Ten years ago, this anime was quite a step up for the Boys Love genre – there were so few anime series out there, full-stop, and most were OVA. The only other BL title to receive a R2 physical release (apart from DRAMAtical Murder) has been Gravitation so, although it’s a little late, Junjo Romantica is to be welcomed and I can only hope it might pave the way to more recent titles, such as the excellent Doukyusei and Hitorijime, My Hero being made available in the UK. It’s worth noting that all three series of Junjo Romantica have been directed by Chiaki Kon – and she’s also the director of highly acclaimed mystery anime Higurashi (currently being re-released by MVM) and Sekaiichi Hatsukoi (based on Nakamura’s other huge hit series, set in the publishing house first introduced in Junjo Romantica). Due to Chiaki Kon’s influence, I imagine, the pacing of the story is tight (and faithful to the manga) which makes it an engaging watch.

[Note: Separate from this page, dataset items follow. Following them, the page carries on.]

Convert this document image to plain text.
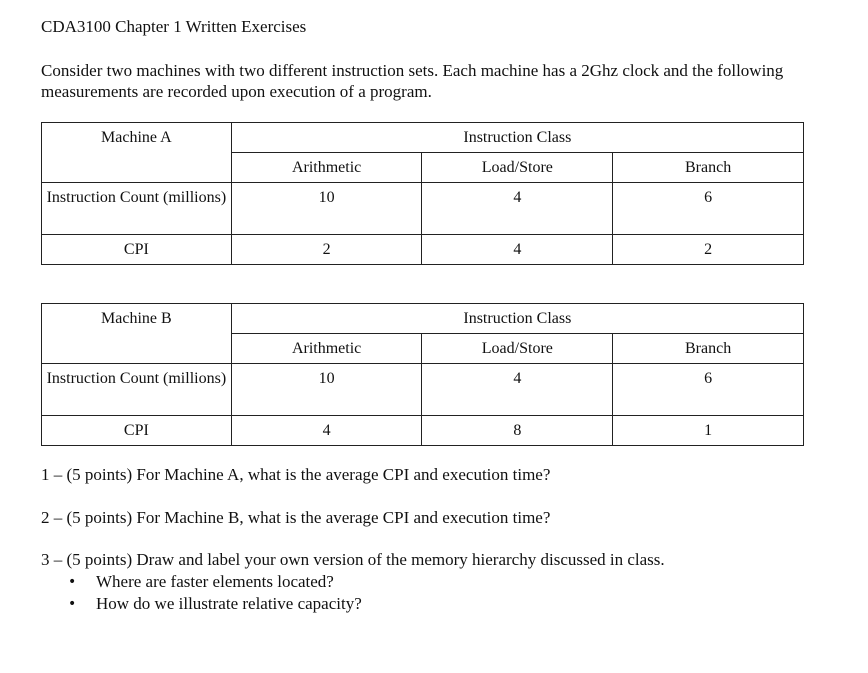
CDA3100 Chapter 1 Written Exercises
Consider two machines with two different instruction sets. Each machine has a 2Ghz clock and the following measurements are recorded upon execution of a program.
Machine A	Instruction Class		
	Arithmetic	Load/Store	Branch
Instruction Count (millions)	10	4	6
CPI	2	4	2
Machine B	Instruction Class		
	Arithmetic	Load/Store	Branch
Instruction Count (millions)	10	4	6
CPI	4	8	1
1 – (5 points) For Machine A, what is the average CPI and execution time?
2 – (5 points) For Machine B, what is the average CPI and execution time?
3 – (5 points) Draw and label your own version of the memory hierarchy discussed in class.
• Where are faster elements located?
• How do we illustrate relative capacity?
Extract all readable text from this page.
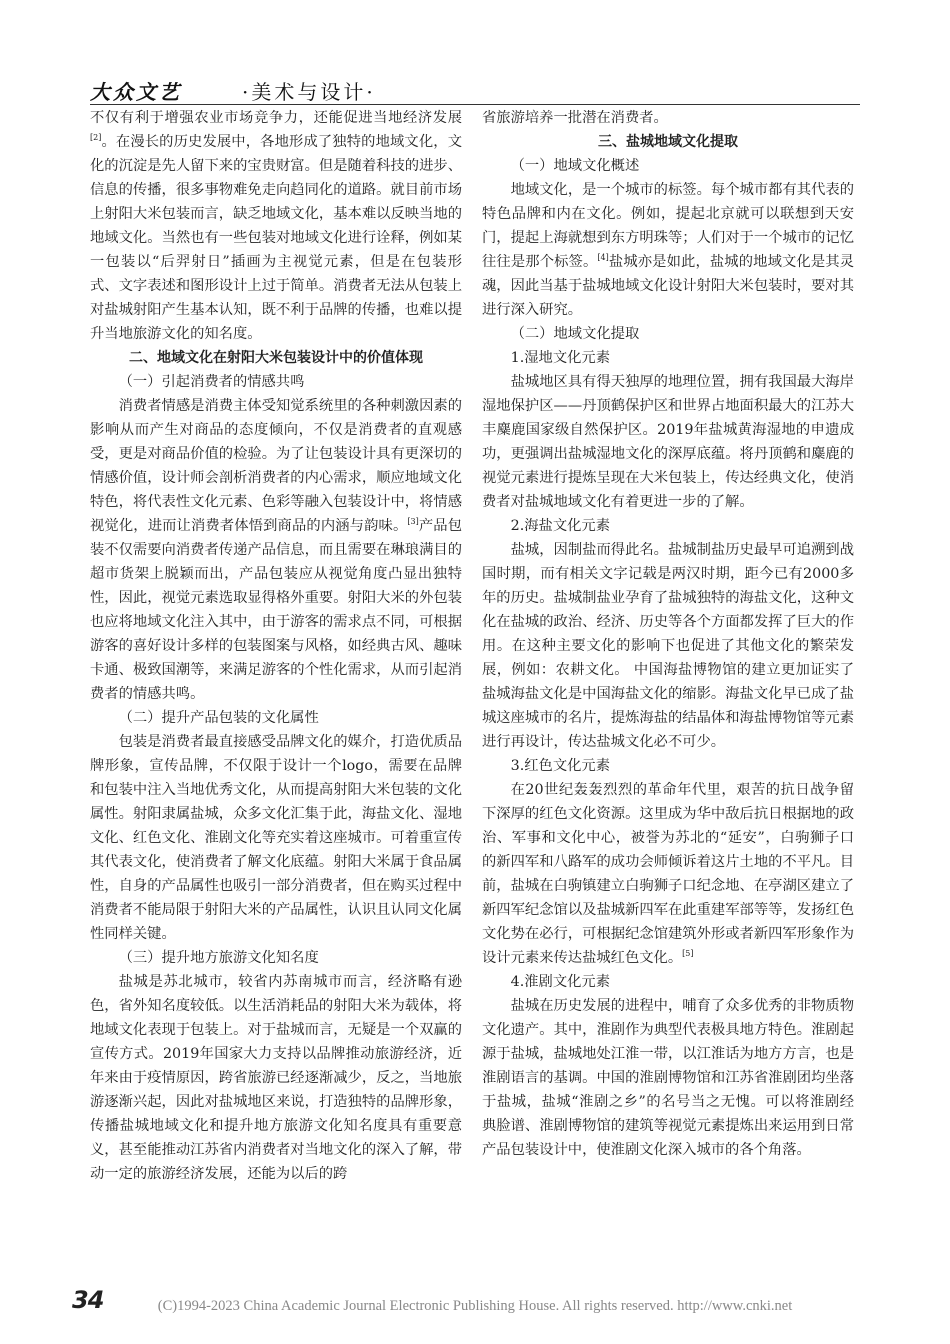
大众文艺	·美术与设计·

不仅有利于增强农业市场竞争力，还能促进当地经济发展[2]。在漫长的历史发展中，各地形成了独特的地域文化，文化的沉淀是先人留下来的宝贵财富。但是随着科技的进步、信息的传播，很多事物难免走向趋同化的道路。就目前市场上射阳大米包装而言，缺乏地域文化，基本难以反映当地的地域文化。当然也有一些包装对地域文化进行诠释，例如某一包装以“后羿射日”插画为主视觉元素，但是在包装形式、文字表述和图形设计上过于简单。消费者无法从包装上对盐城射阳产生基本认知，既不利于品牌的传播，也难以提升当地旅游文化的知名度。

二、地域文化在射阳大米包装设计中的价值体现

（一）引起消费者的情感共鸣

消费者情感是消费主体受知觉系统里的各种刺激因素的影响从而产生对商品的态度倾向，不仅是消费者的直观感受，更是对商品价值的检验。为了让包装设计具有更深切的情感价值，设计师会剖析消费者的内心需求，顺应地域文化特色，将代表性文化元素、色彩等融入包装设计中，将情感视觉化，进而让消费者体悟到商品的内涵与韵味。[3]产品包装不仅需要向消费者传递产品信息，而且需要在琳琅满目的超市货架上脱颖而出，产品包装应从视觉角度凸显出独特性，因此，视觉元素选取显得格外重要。射阳大米的外包装也应将地域文化注入其中，由于游客的需求点不同，可根据游客的喜好设计多样的包装图案与风格，如经典古风、趣味卡通、极致国潮等，来满足游客的个性化需求，从而引起消费者的情感共鸣。

（二）提升产品包装的文化属性

包装是消费者最直接感受品牌文化的媒介，打造优质品牌形象，宣传品牌，不仅限于设计一个logo，需要在品牌和包装中注入当地优秀文化，从而提高射阳大米包装的文化属性。射阳隶属盐城，众多文化汇集于此，海盐文化、湿地文化、红色文化、淮剧文化等充实着这座城市。可着重宣传其代表文化，使消费者了解文化底蕴。射阳大米属于食品属性，自身的产品属性也吸引一部分消费者，但在购买过程中消费者不能局限于射阳大米的产品属性，认识且认同文化属性同样关键。

（三）提升地方旅游文化知名度

盐城是苏北城市，较省内苏南城市而言，经济略有逊色，省外知名度较低。以生活消耗品的射阳大米为载体，将地域文化表现于包装上。对于盐城而言，无疑是一个双赢的宣传方式。2019年国家大力支持以品牌推动旅游经济，近年来由于疫情原因，跨省旅游已经逐渐减少，反之，当地旅游逐渐兴起，因此对盐城地区来说，打造独特的品牌形象，传播盐城地域文化和提升地方旅游文化知名度具有重要意义，甚至能推动江苏省内消费者对当地文化的深入了解，带动一定的旅游经济发展，还能为以后的跨

省旅游培养一批潜在消费者。

三、盐城地域文化提取

（一）地域文化概述

地域文化，是一个城市的标签。每个城市都有其代表的特色品牌和内在文化。例如，提起北京就可以联想到天安门，提起上海就想到东方明珠等；人们对于一个城市的记忆往往是那个标签。[4]盐城亦是如此，盐城的地域文化是其灵魂，因此当基于盐城地域文化设计射阳大米包装时，要对其进行深入研究。

（二）地域文化提取

1.湿地文化元素

盐城地区具有得天独厚的地理位置，拥有我国最大海岸湿地保护区——丹顶鹤保护区和世界占地面积最大的江苏大丰麋鹿国家级自然保护区。2019年盐城黄海湿地的申遗成功，更强调出盐城湿地文化的深厚底蕴。将丹顶鹤和麋鹿的视觉元素进行提炼呈现在大米包装上，传达经典文化，使消费者对盐城地域文化有着更进一步的了解。

2.海盐文化元素

盐城，因制盐而得此名。盐城制盐历史最早可追溯到战国时期，而有相关文字记载是两汉时期，距今已有2000多年的历史。盐城制盐业孕育了盐城独特的海盐文化，这种文化在盐城的政治、经济、历史等各个方面都发挥了巨大的作用。在这种主要文化的影响下也促进了其他文化的繁荣发展，例如：农耕文化。 中国海盐博物馆的建立更加证实了盐城海盐文化是中国海盐文化的缩影。海盐文化早已成了盐城这座城市的名片，提炼海盐的结晶体和海盐博物馆等元素进行再设计，传达盐城文化必不可少。

3.红色文化元素

在20世纪轰轰烈烈的革命年代里，艰苦的抗日战争留下深厚的红色文化资源。这里成为华中敌后抗日根据地的政治、军事和文化中心，被誉为苏北的“延安”，白驹狮子口的新四军和八路军的成功会师倾诉着这片土地的不平凡。目前，盐城在白驹镇建立白驹狮子口纪念地、在亭湖区建立了新四军纪念馆以及盐城新四军在此重建军部等等，发扬红色文化势在必行，可根据纪念馆建筑外形或者新四军形象作为设计元素来传达盐城红色文化。[5]

4.淮剧文化元素

盐城在历史发展的进程中，哺育了众多优秀的非物质物文化遗产。其中，淮剧作为典型代表极具地方特色。淮剧起源于盐城，盐城地处江淮一带，以江淮话为地方方言，也是淮剧语言的基调。中国的淮剧博物馆和江苏省淮剧团均坐落于盐城，盐城“淮剧之乡”的名号当之无愧。可以将淮剧经典脸谱、淮剧博物馆的建筑等视觉元素提炼出来运用到日常产品包装设计中，使淮剧文化深入城市的各个角落。

34	(C)1994-2023 China Academic Journal Electronic Publishing House. All rights reserved. http://www.cnki.net
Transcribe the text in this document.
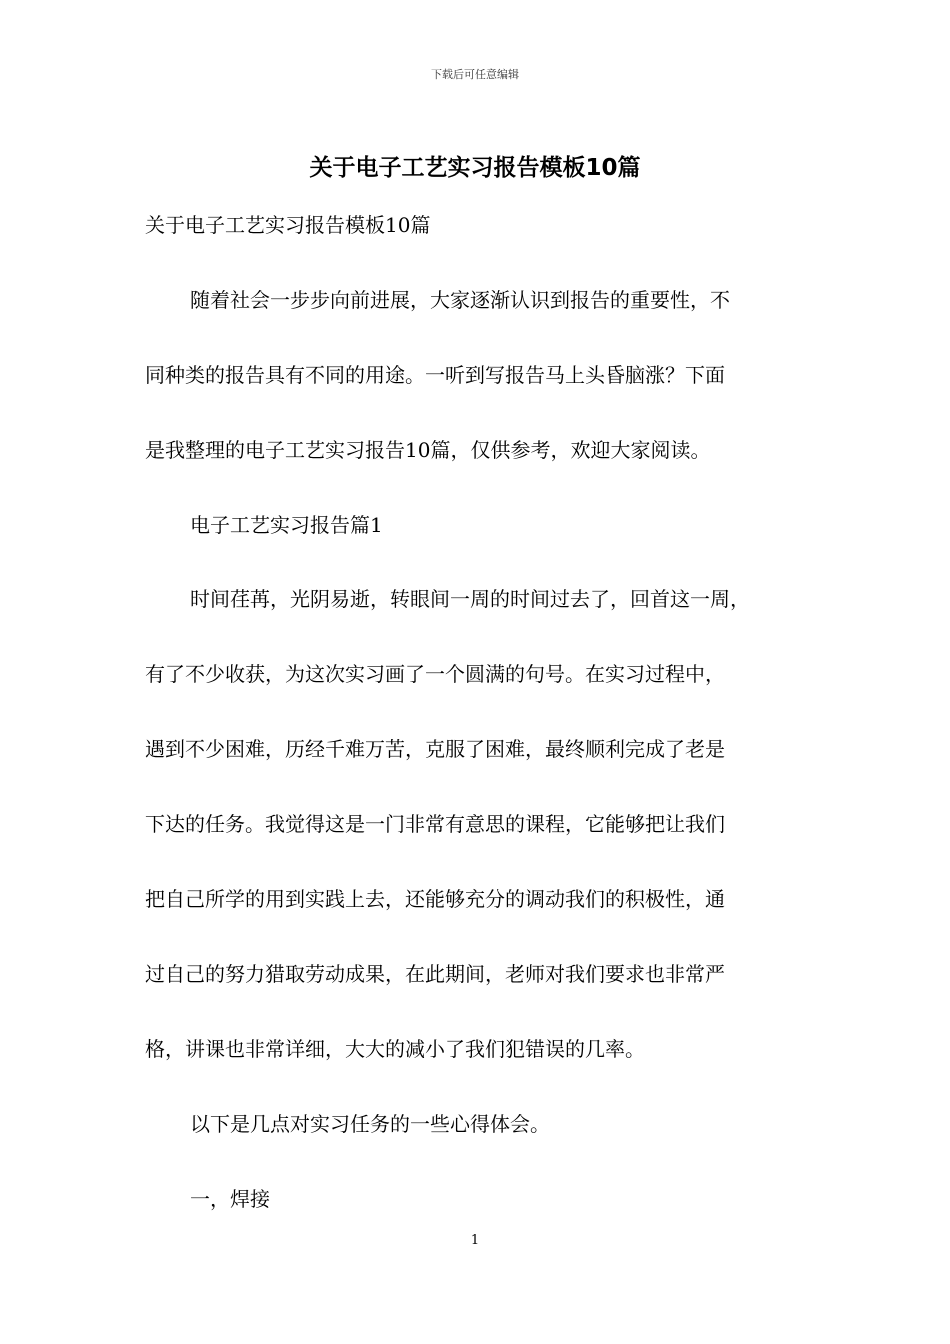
下载后可任意编辑
关于电子工艺实习报告模板10篇
关于电子工艺实习报告模板10篇
随着社会一步步向前进展，大家逐渐认识到报告的重要性，不
同种类的报告具有不同的用途。一听到写报告马上头昏脑涨？下面
是我整理的电子工艺实习报告10篇，仅供参考，欢迎大家阅读。
电子工艺实习报告篇1
时间荏苒，光阴易逝，转眼间一周的时间过去了，回首这一周，
有了不少收获，为这次实习画了一个圆满的句号。在实习过程中，
遇到不少困难，历经千难万苦，克服了困难，最终顺利完成了老是
下达的任务。我觉得这是一门非常有意思的课程，它能够把让我们
把自己所学的用到实践上去，还能够充分的调动我们的积极性，通
过自己的努力猎取劳动成果，在此期间，老师对我们要求也非常严
格，讲课也非常详细，大大的减小了我们犯错误的几率。
以下是几点对实习任务的一些心得体会。
一，焊接
1
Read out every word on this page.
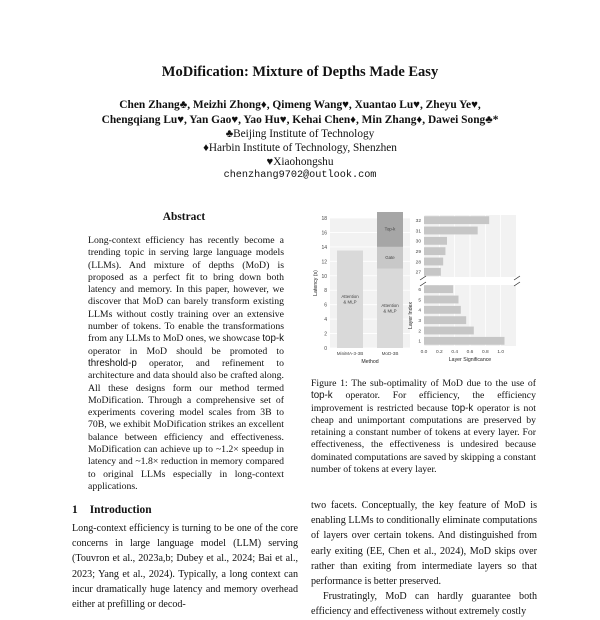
MoDification: Mixture of Depths Made Easy
Chen Zhang♣, Meizhi Zhong♦, Qimeng Wang♥, Xuantao Lu♥, Zheyu Ye♥,
Chengqiang Lu♥, Yan Gao♥, Yao Hu♥, Kehai Chen♦, Min Zhang♦, Dawei Song♣*
♣Beijing Institute of Technology
♦Harbin Institute of Technology, Shenzhen
♥Xiaohongshu
chenzhang9702@outlook.com
Abstract
Long-context efficiency has recently become a trending topic in serving large language models (LLMs). And mixture of depths (MoD) is proposed as a perfect fit to bring down both latency and memory. In this paper, however, we discover that MoD can barely transform existing LLMs without costly training over an extensive number of tokens. To enable the transformations from any LLMs to MoD ones, we showcase top-k operator in MoD should be promoted to threshold-p operator, and refinement to architecture and data should also be crafted along. All these designs form our method termed MoDification. Through a comprehensive set of experiments covering model scales from 3B to 70B, we exhibit MoDification strikes an excellent balance between efficiency and effectiveness. MoDification can achieve up to ~1.2× speedup in latency and ~1.8× reduction in memory compared to original LLMs especially in long-context applications.
1 Introduction
Long-context efficiency is turning to be one of the core concerns in large language model (LLM) serving (Touvron et al., 2023a,b; Dubey et al., 2024; Bai et al., 2023; Yang et al., 2024). Typically, a long context can incur dramatically huge latency and memory overhead either at prefilling or decod-
0
2
4
6
8
10
12
14
16
18
Attention
& MLP
MiniMA-3-3B
Attention
& MLP
Gate
Top-k
MoD-3B
Method
Latency (s)
1
2
3
4
5
6
27
28
29
30
31
32
0.0 0.2 0.4 0.6 0.8 1.0
Layer Significance
Layer Index
Figure 1: The sub-optimality of MoD due to the use of top-k operator. For efficiency, the efficiency improvement is restricted because top-k operator is not cheap and unimportant computations are preserved by retaining a constant number of tokens at every layer. For effectiveness, the effectiveness is undesired because dominated computations are saved by skipping a constant number of tokens at every layer.
two facets. Conceptually, the key feature of MoD is enabling LLMs to conditionally eliminate computations of layers over certain tokens. And distinguished from early exiting (EE, Chen et al., 2024), MoD skips over rather than exiting from intermediate layers so that performance is better preserved.
Frustratingly, MoD can hardly guarantee both efficiency and effectiveness without extremely costly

The Japanese voice cast deliver convincing performances which add a great deal to the viewer’s enjoyment of the unfolding drama. Hikaru Hanada as ‘Usagi’ has a wonderfully smoky quality to his voice which works well for the introspective novelist and the versatile Takahiro Sakurai (Suzaku in Code Geass, Griffith in Berserk) brings just the right blend of hyperactive enthusiasm and vulnerability to Misaki.
The Opening Theme is “Shōdō” by Pigstar (who also provided the Opening for Season 1 and it sounds very similar to that) and the Ending Theme is “Aioi ” by JUNED which is not very distinguished, although the animation showcases Nakamura’s trademark cute animals: a chick, a duck, a panda. Music is somewhat minimal, coming from MOKA☆ and much of it is reused from Season 1, including the odd but distinctive little piano accordion motive used whenever Usami’s apartment is shown (very French!?).
The only extras on this Blu-ray release from Anime Limited are textless Opening and Ending songs. There is no English dub but the subtitles are in yellow and easy to read.
In the end, whether you like Junjo Romantica or not depends on whether you like this sort of thing. The animation is not great but the very fact that this entertaining slice-of-life Boys Love anime series portraying three male x male relationships unashamedly (no one angsts about being gay or explains their relationship away as being only ‘gay for you’) has been made available in the UK is a step in the right direction. Now can we have Season 3, pretty please, Anime Limited?